DeepSeek V3.1 Terminus, released September 2025, is the stability- and agent-optimized refinement of DeepSeek's V3 line -- combining hybrid thinking/non-thinking modes with dramatically improved agentic tool use, surpassing both DeepSeek V3 and R1 by over 40% on SWE-bench and Terminal-bench.
Why It's in Trial
V3.1 Terminus represents a significant leap over its predecessors and earns Trial for several reasons:
Hybrid reasoning modes: Supports both "thinking" mode (deep chain-of-thought reasoning) and "non-thinking" mode (fast chat with function calling and FIM completion) -- effectively combining the strengths of R1 and V3 in one model
Agentic tool use: Clear improvements over V3.1 on tool calling, code agent, and search agent tasks. SimpleQA score of 96.8
SWE-bench and Terminal-bench: Surpasses V3 and R1 by over 40% on these agentic coding benchmarks
Language stability: Resolves the Chinese/English mixing and abnormal character issues that plagued earlier versions
MIT license: Same permissive licensing as all DeepSeek open-weight models
Same architecture, better training: Maintains the V3 architecture (671B MoE, 37B active) so existing deployment infrastructure works unchanged
Architecture
Property
Value
Architecture
Mixture of Experts (MoE)
Total parameters
671B
Active parameters
37B per token
Context window
128,000 tokens
Precision
FP8 microscaling
The model supports two operational modes:
Chat mode: Function calling, Fill-in-the-Middle (FIM) completion, JSON output
Reasoner mode: Deep contextual reasoning (no function calling or FIM)
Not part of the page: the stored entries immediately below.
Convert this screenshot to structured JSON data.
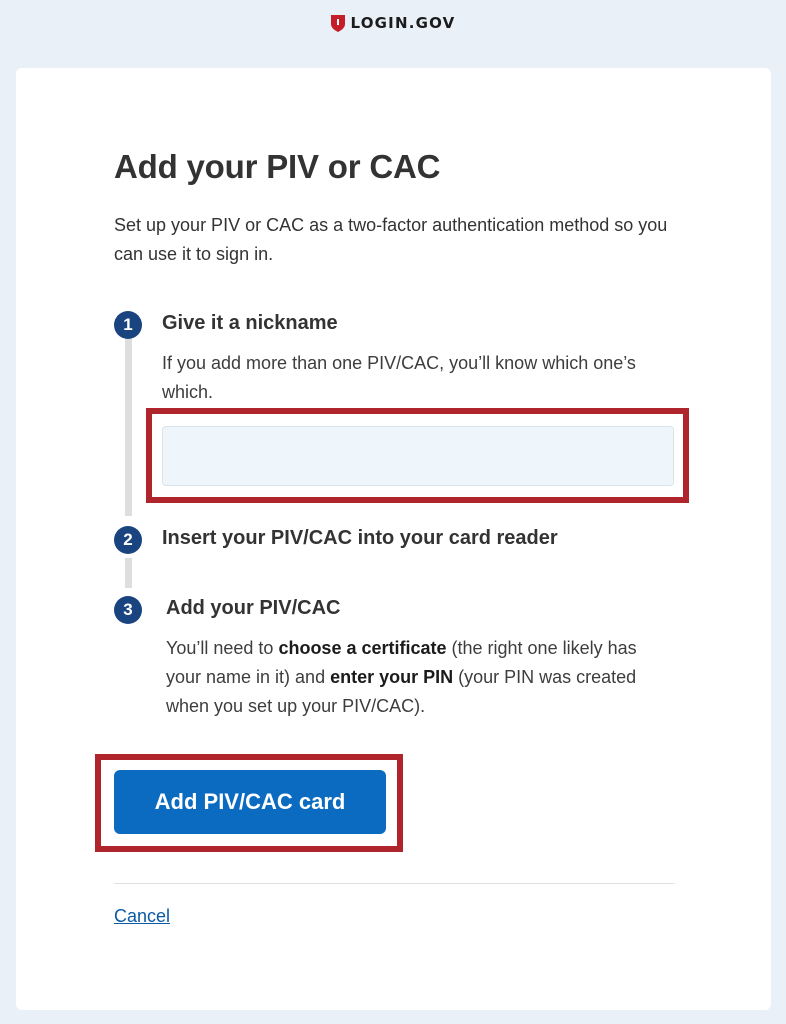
{
  "header": {
    "brand": "LOGIN.GOV",
    "brand_icon": "shield-icon",
    "brand_color": "#c41e28"
  },
  "page": {
    "title": "Add your PIV or CAC",
    "intro": "Set up your PIV or CAC as a two-factor authentication method so you can use it to sign in."
  },
  "steps": [
    {
      "number": "1",
      "title": "Give it a nickname",
      "body": "If you add more than one PIV/CAC, you’ll know which one’s which."
    },
    {
      "number": "2",
      "title": "Insert your PIV/CAC into your card reader"
    },
    {
      "number": "3",
      "title": "Add your PIV/CAC",
      "body_parts": [
        "You’ll need to ",
        "choose a certificate",
        " (the right one likely has your name in it) and ",
        "enter your PIN",
        " (your PIN was created when you set up your PIV/CAC)."
      ]
    }
  ],
  "form": {
    "nickname_value": "",
    "submit_label": "Add PIV/CAC card"
  },
  "footer": {
    "cancel_label": "Cancel"
  },
  "colors": {
    "accent": "#0b6bc1",
    "step_circle": "#1a4480",
    "highlight": "#b0242b",
    "page_bg": "#eaf0f7"
  }
}
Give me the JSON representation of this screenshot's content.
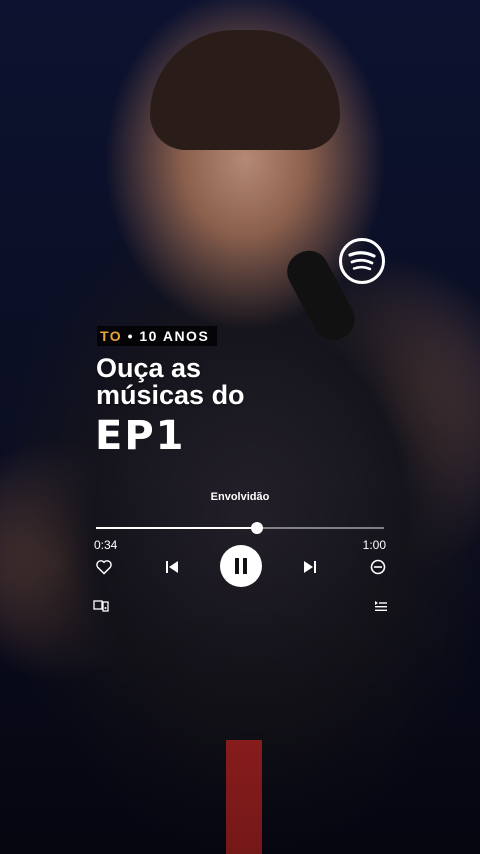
{
  "tagline": {
    "accent": "TO",
    "separator": "•",
    "rest": "10 ANOS"
  },
  "title": {
    "line1": "Ouça as",
    "line2": "músicas do"
  },
  "ep_label": "EP1",
  "player": {
    "song_title": "Envolvidão",
    "elapsed": "0:34",
    "duration": "1:00",
    "progress_fraction": 0.56
  },
  "icons": {
    "logo": "spotify-icon",
    "like": "heart-icon",
    "prev": "skip-previous-icon",
    "playpause": "pause-icon",
    "next": "skip-next-icon",
    "hide": "block-icon",
    "device": "device-icon",
    "queue": "queue-icon"
  },
  "colors": {
    "accent": "#e8a53a",
    "text": "#ffffff"
  }
}
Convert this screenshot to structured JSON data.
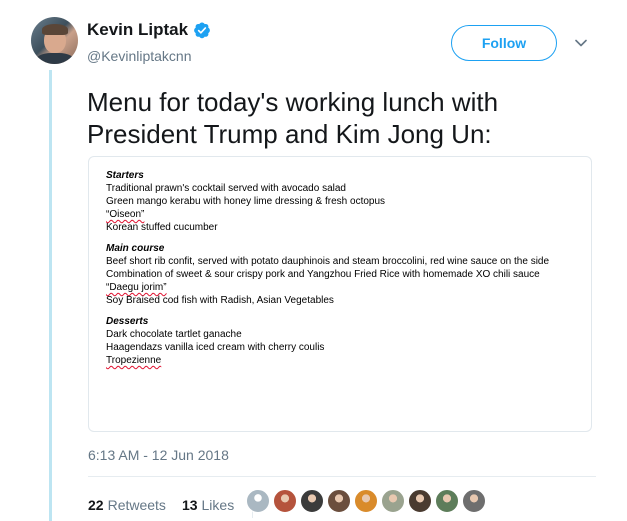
{
  "tweet": {
    "display_name": "Kevin Liptak",
    "handle": "@Kevinliptakcnn",
    "follow_label": "Follow",
    "text": "Menu for today's working lunch with President Trump and Kim Jong Un:",
    "timestamp": "6:13 AM - 12 Jun 2018",
    "retweets_count": "22",
    "retweets_label": "Retweets",
    "likes_count": "13",
    "likes_label": "Likes"
  },
  "menu": {
    "starters_heading": "Starters",
    "starters": [
      "Traditional prawn's cocktail served with avocado salad",
      "Green mango kerabu with honey lime dressing & fresh octopus",
      "“Oiseon”",
      "Korean stuffed cucumber"
    ],
    "main_heading": "Main course",
    "main": [
      "Beef short rib confit, served with potato dauphinois and steam broccolini, red wine sauce on the side",
      "Combination of sweet & sour crispy pork and Yangzhou Fried Rice with homemade XO chili sauce",
      "“Daegu jorim”",
      "Soy Braised cod fish with Radish, Asian Vegetables"
    ],
    "desserts_heading": "Desserts",
    "desserts": [
      "Dark chocolate tartlet ganache",
      "Haagendazs vanilla iced cream with cherry coulis",
      "Tropezienne"
    ]
  },
  "likers": [
    {
      "icon": "default-avatar",
      "color": "#aab8c2"
    },
    {
      "icon": "group-avatar",
      "color": "#b5533c"
    },
    {
      "icon": "person-avatar",
      "color": "#3b3b3b"
    },
    {
      "icon": "person-avatar",
      "color": "#6b4e3d"
    },
    {
      "icon": "cartoon-avatar",
      "color": "#d98b2b"
    },
    {
      "icon": "person-avatar",
      "color": "#9aa38f"
    },
    {
      "icon": "person-avatar",
      "color": "#4a3b30"
    },
    {
      "icon": "landscape-avatar",
      "color": "#5d7d5a"
    },
    {
      "icon": "person-avatar",
      "color": "#6e6e6e"
    }
  ],
  "colors": {
    "accent": "#1da1f2",
    "thread_line": "#bde5f2",
    "muted_text": "#657786"
  }
}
Relationship to Other DeepSeek Models
Model
Focus
Status
DeepSeek V3
General-purpose
Superseded by V3.1 Terminus
DeepSeek R1
Reasoning-focused
Still relevant for transparent CoT; V3.1 Terminus subsumes most use cases
DeepSeek V3.1 Terminus
Agent + stability
Current recommended model
DeepSeek V3.2-Exp
Sparse attention
Experimental; builds on Terminus with DeepSeek Sparse Attention (DSA)
Cautions
The same data sovereignty considerations from the DeepSeek V3 entry apply:
Chinese company -- evaluate carefully under US export controls, ITAR, or strict data localisation requirements
Open weights can be self-hosted to mitigate cloud API concerns (requires A100/H100 class GPUs)
Review the license for large-scale commercial deployment